В отличие от "сменовеховства" - течения русской эмиграции с ясно выраженным политическим уклоном, группа "Мир и труд", оформившаяся организационно в 1919 году, выступала за "культурное примиренчество". Культурная тональность группы и начавшего выходить с апреля 1920 года журнальчика "Жизнь" определялась и самим характером эмигрантской общины Берлина, которая в тот период была заметна скорее культурной, нежели политической жизнью. Политическим центром эмиграции с самого начала стал Париж. Там выходили крупнейшие газеты эмиграции, туда приехали самые видные политические деятели. Политическая периферийность Берлина в немалой степени предопределялась и статусом Германии, потерпевшей в первой мировой войне поражение и, следовательно, не имевшей ни политических, ни материальных возможностей существенно влиять на судьбы эмиграции. Вспомним, что политические эмиссары Врангеля - Петр Струве и Александр Кривошеин - ездили вести переговоры об устройстве эмиграции именно в Париж.
Собственно, и в художественном отношении журнал "Жизнь" большой ценности не представлял. В нем не участвовали сколько-нибудь известные русские литераторы. Он интересен как один из этапов идейных и нравственных поисков русской эмиграции.
Когда ж противники увидят
С двух берегов одной реки,
Что так друг друга ненавидят,
Как ненавидят двойники,
так в те годы писал о взаимной ненависти белых и красных Вячеслав Иванов. Группа "Мир и труд" как раз и пыталась преодолеть эту ненависть, найти подходы к ее преодолению. В. Станкевич одним из первых в русской эмиграции понял трагичность и губительность разрыва духовной ткани русского общества в результате революции и гражданской войны.
Программа группы "Мир и труд", опубликованная в "Жизни", выдвигала лозунг прекращения гражданской войны и восстановления мира в России. Указывая на отсутствие каких бы то ни было правовых основ советской власти, на ее недемократичность, приверженцы В. Станкевича тем не менее считали, что вопрос будущего российской демократии не может решаться при помощи штыков интервентов. Верил Станкевич и в возможность быстрого подъема России из пепелища гражданской войны. "Период опустошения и разрушения близок к концу, - писал он в первом номере "Жизни". - С каждым днем ярче предчувствуем мы приближение творческого периода русской революции, который несомненно наступит, какой бы вывеской ни прикрывалась власть" 22.
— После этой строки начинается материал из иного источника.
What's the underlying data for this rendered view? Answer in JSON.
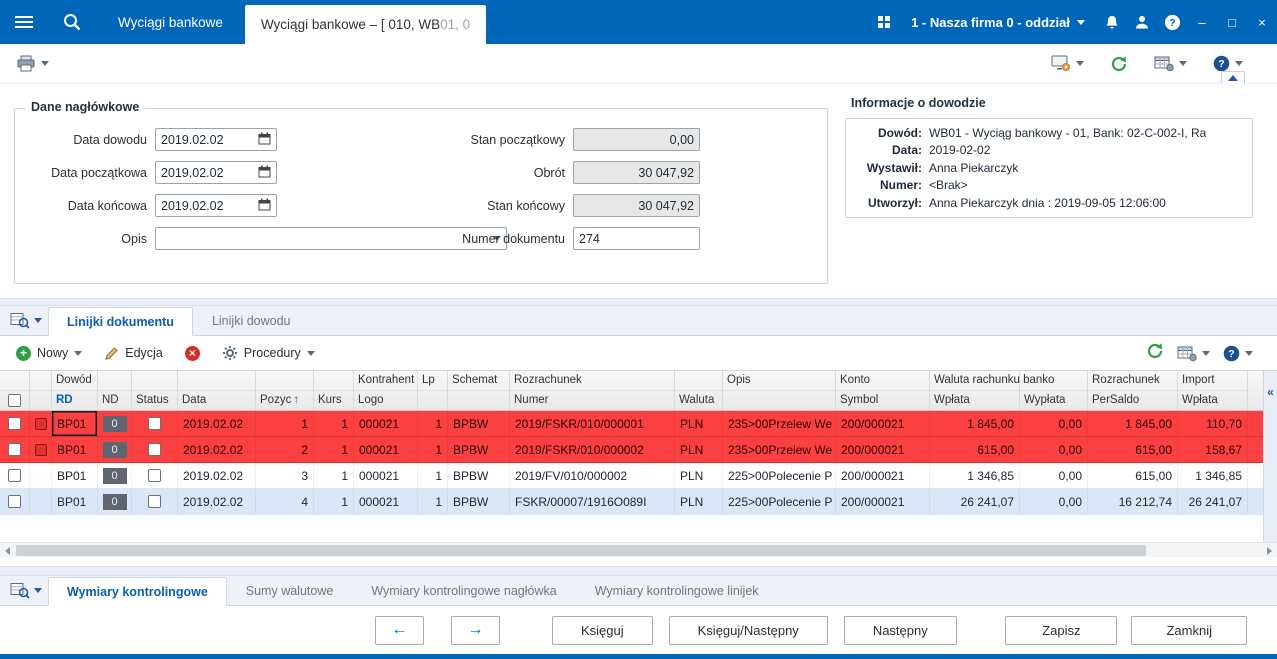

В какой-то мере в воззрениях участников группы "Мир и труд" нашло отражение бердяевское понимание эволютивности политического и нравственного процесса в России, упование на "внутреннее преодоление большевизма". Полагая, что свертывание гражданских прав в России и террор (слухи о масштабах "красного террора" в Крыму уже начали достигать Берлина) дискредитируют великие лозунги революции, В. Станкевич пытался внушить через свой журнал мысль о том, что прекращение террора и обеспечение гражданских свобод только укрепили бы новую власть. "Революция так истосковалась по мирной работе, что примет любой политический строй, который обеспечит возможность производительного труда" 23, - писал В. Станкевич позднее в своих воспоминаниях.